有人可以帮忙吗? (也发布在RegexBuddy论坛上)
我有这个相对较大(自动生成)的正则表达式(在底部完整列出),并且使用此片段有许多重复的片段: -
# Add words to word list
(?<_KC1>(?:(?:\w|[ \t\\/]|\[\w*\])*?))
这是为了舀取&#39;更知名的片段之间的文字和文字。这些捕获都会在代码中汇总,以提供整体匹配中的单词列表。
我遇到的问题是第一个备用部分,即:
# Pair of Strike prices
(?<Strike>[+|-]?\d+(?:\.\d+)?)/(?<Strike2>[+|-]?\d+(?:\.\d+)?)
# Add to Word List (but not 'x' as last word) !!!!!!!!!!!! This is what needs changing
(?<_KC3>(?:(?:\w|[ \t\\/]|\[\w*\])*?))
# Cross price
(?:x[ \t]?-?(?<Cross>[+|-]?\d+(?:\.\d+)?)x?)?
正如你所看到的那样,&#34;交叉价格&#34;总是以&#39; x&#39;开头,所以我需要的是一个与我提到的第一个片段尽可能相似的模式,但忽略了最后一个字,如果碰巧是&#39; x&#39;。 还有两个并发症: 1)&#34;交叉价格&#34;本身是可选的 2)&#39; x&#39;本身可以匹配&#34;期货到期日&#34;作为路透社的日期代码。
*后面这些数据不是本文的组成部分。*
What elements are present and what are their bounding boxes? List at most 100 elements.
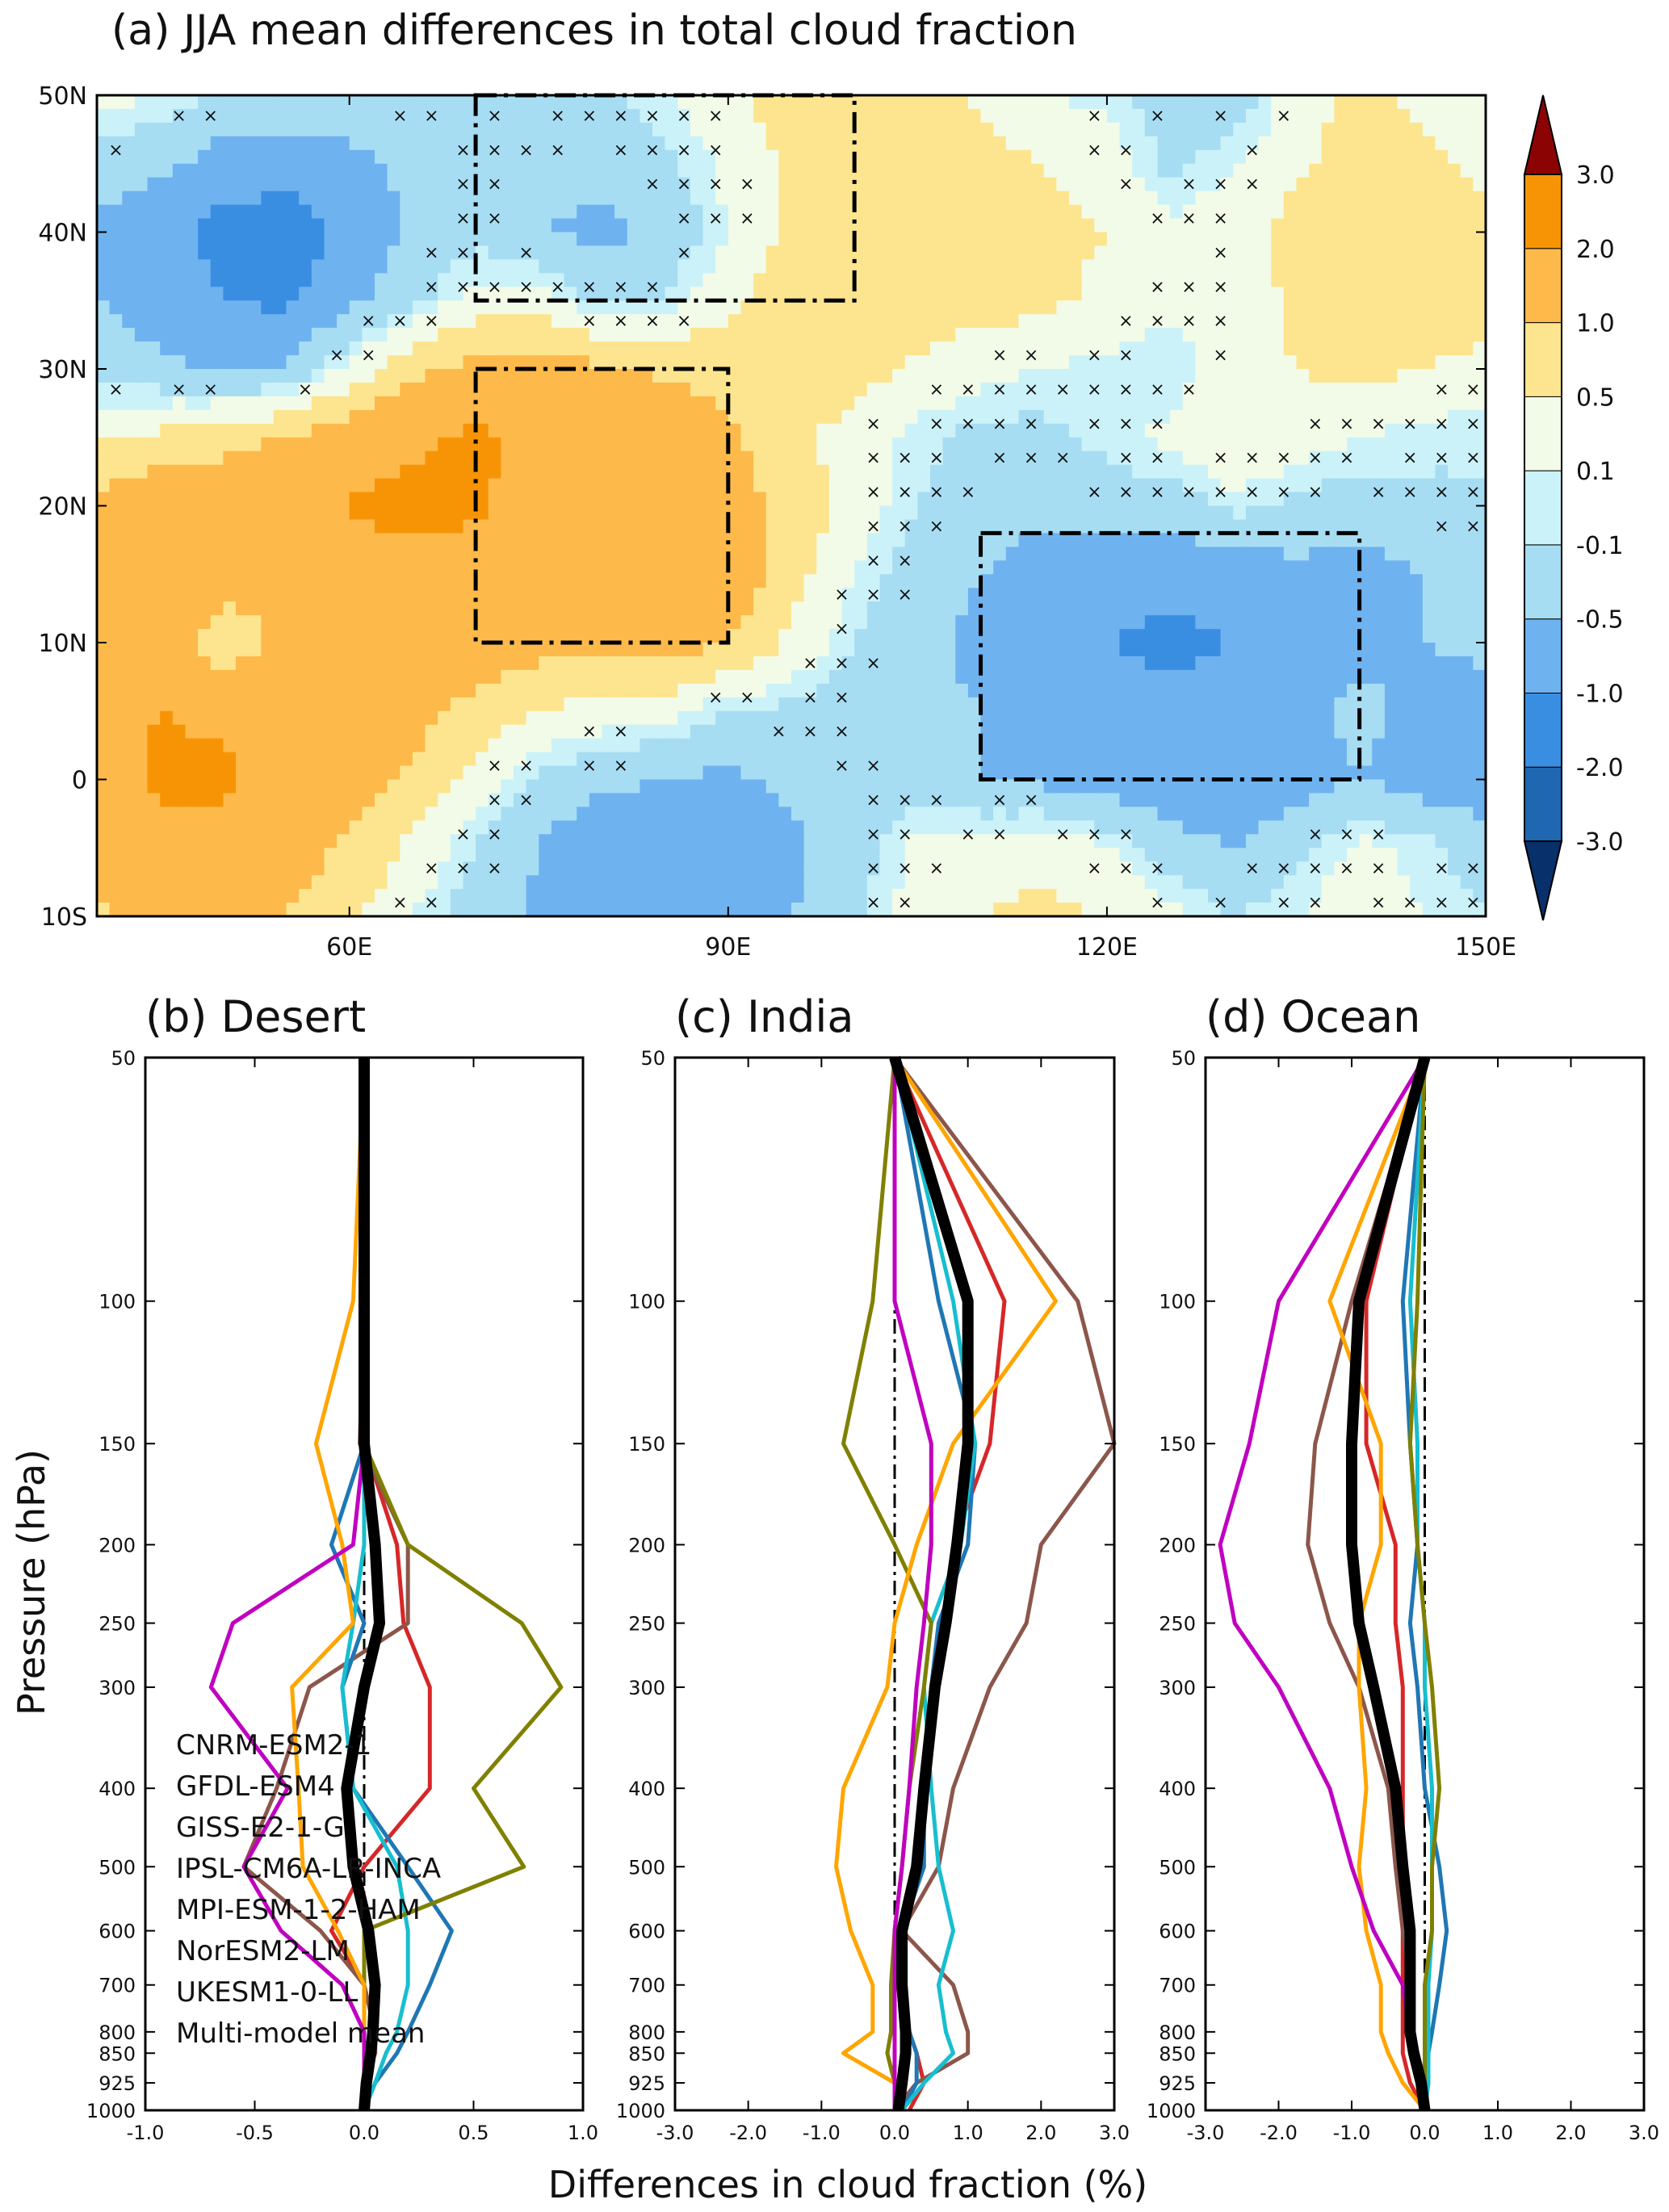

我尝试过负面的看守等等,但无论我做什么,我都会把别的东西弄乱。我相信答案可能在于If-Then-Else条件,但我不确定。
举个例子: -
WTI AMERICAN:Jun12 110.00 / 140.00 [1x2]来电差价x 102.50 350 - 365
&#34;一对罢工价格&#34;正在返回&#34; 110.00 / 140.00 &#34;正如预期的那样
但是Word List正在提取&#34; [1x2]调用点差x &#34; &#34; 102.50 &#34;应该是&#34;交叉价格&#34;现在正在表达式中稍后匹配为&#34; Bid&#34; “买入/卖出价差”的一部分&#34;。
感谢任何帮助
干杯 西蒙
# Match this group (optional)
(?:
# Match one of the product symbols or their aliases
\b(?<ProductSymbol>CL|Brent|GasOil|WTI|LO|BRT)\b
# Add words to word list
(?<_KC1>(?:(?:\w|[ \t\\/]|\[\w*\])*?))
# Skip over whitespace plus any of these characters [:]
[ \t:]+
)?
# Futures expiry date
(?<=[ \t]|'|^)(?<FuturesExpiryPeriod>(?<_MY>(?<_MYP>(?:Jan(?:uary)?|Feb(?:ruary)?|Mar(?:ch)?|Apr(?:il)?|May|Jun(?:e)?|Jul(?:y)?|Aug(?:ust)?|Sep(?:tember)?|Oct(?:ober)?|Nov(?:ember)?|Dec(?:ember)?))[ \t]?(?<_MYY>(?:20)?\d\d))|(?<_CE>Cal-?(?<_CEY>(?:20)?\d\d))|(?<_QF>Q(?:uarter)?(?<_QFP>1|2|3|4)[ \t]*(?<_QFY>(?:20)?\d\d))|(?<_QL>(?<_QLP>1|2|3|4)[ \t]*Q(?:uarter)?[ \t]*(?<_QLY>(?:20)?\d\d))|(?<_HY>(?<_HYP>1|2)[ \t]*H(?:alf)?[ \t]*(?<_HYY>(?:20)?\d\d))|(?<_ER>(?<_ERP>[FGHJKMNQUVXZ])(?<_ERY>\d{0,2}))[ \t]*)
# Skip over whitespace
[ \t]+
# Add words to word list
(?<_KC2>(?:(?:\w|[ \t\\/]|\[\w*\])*?))
# Match one of the following choices (in order):
(?:
(?: # First choice
# Pair of Strike prices
(?<Strike>[+|-]?\d+(?:\.\d+)?)/(?<Strike2>[+|-]?\d+(?:\.\d+)?)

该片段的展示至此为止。